A Justiça do Amazonas proibiu a realização de casamentos civis em praias, balneários e bares, em todo o território estadual. A ordem determinada nessa sexta-feira (25) busca prevenir o contágio pela Covid-19.

A medida foi assinada pela corregedora-geral de Justiça, desembargadora Nélia Caminha Jorge, e foi providenciado um dia após a publicação, pelo Executivo Estadual, do Decreto n.º 42.794/2020 que dispõe sobre medidas complementares para enfrentamento da emergência de saúde pública no âmbito do Estado do Amazonas.
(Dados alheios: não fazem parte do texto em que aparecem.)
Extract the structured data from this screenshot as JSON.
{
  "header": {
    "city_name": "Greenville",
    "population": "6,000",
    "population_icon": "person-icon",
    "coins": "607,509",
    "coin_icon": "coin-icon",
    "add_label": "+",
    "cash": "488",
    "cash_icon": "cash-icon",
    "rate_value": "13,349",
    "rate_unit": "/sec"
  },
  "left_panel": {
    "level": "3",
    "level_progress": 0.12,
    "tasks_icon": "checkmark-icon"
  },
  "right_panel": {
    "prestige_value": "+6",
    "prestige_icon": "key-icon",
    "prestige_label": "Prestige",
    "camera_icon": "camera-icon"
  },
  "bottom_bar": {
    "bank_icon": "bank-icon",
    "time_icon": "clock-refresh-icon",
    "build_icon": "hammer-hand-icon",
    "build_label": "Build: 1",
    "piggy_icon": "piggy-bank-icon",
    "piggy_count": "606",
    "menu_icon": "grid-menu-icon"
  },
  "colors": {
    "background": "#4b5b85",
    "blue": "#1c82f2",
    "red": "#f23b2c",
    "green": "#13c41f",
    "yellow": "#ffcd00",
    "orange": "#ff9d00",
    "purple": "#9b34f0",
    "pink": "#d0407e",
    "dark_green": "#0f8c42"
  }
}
Conforme a medida, estão suspensas as autorizações para a realização de casamentos civis em praias, balneários, flutuantes e em bares. No caso de bares, o documento especifica que a suspensão abrange bares (mesmo que na modalidade restaurante) e aplica-se a estabelecimentos que não estejam registrados como restaurantes na classificação principal da Classificação Nacional de Atividades Econômicas (CNE).

Outras determinações

Além das suspensões citadas, a Corregedoria-Geral de Justiça, na mesma determinação, indica que em casamentos civis realizados em demais ambientes – que não sejam praias, balneários, flutuantes e bares – deve ser obedecido o limite de 50% da capacidade do local do evento, respeitado o limite máximo de 200 pessoas, com o evento comemorativo encerrando até a meia-noite, observado também o cumprimento das orientações de distanciamento e higiene, e outros previstos nos protocolos estabelecidos pela Fundação de Vigilância em Saúde (FVS).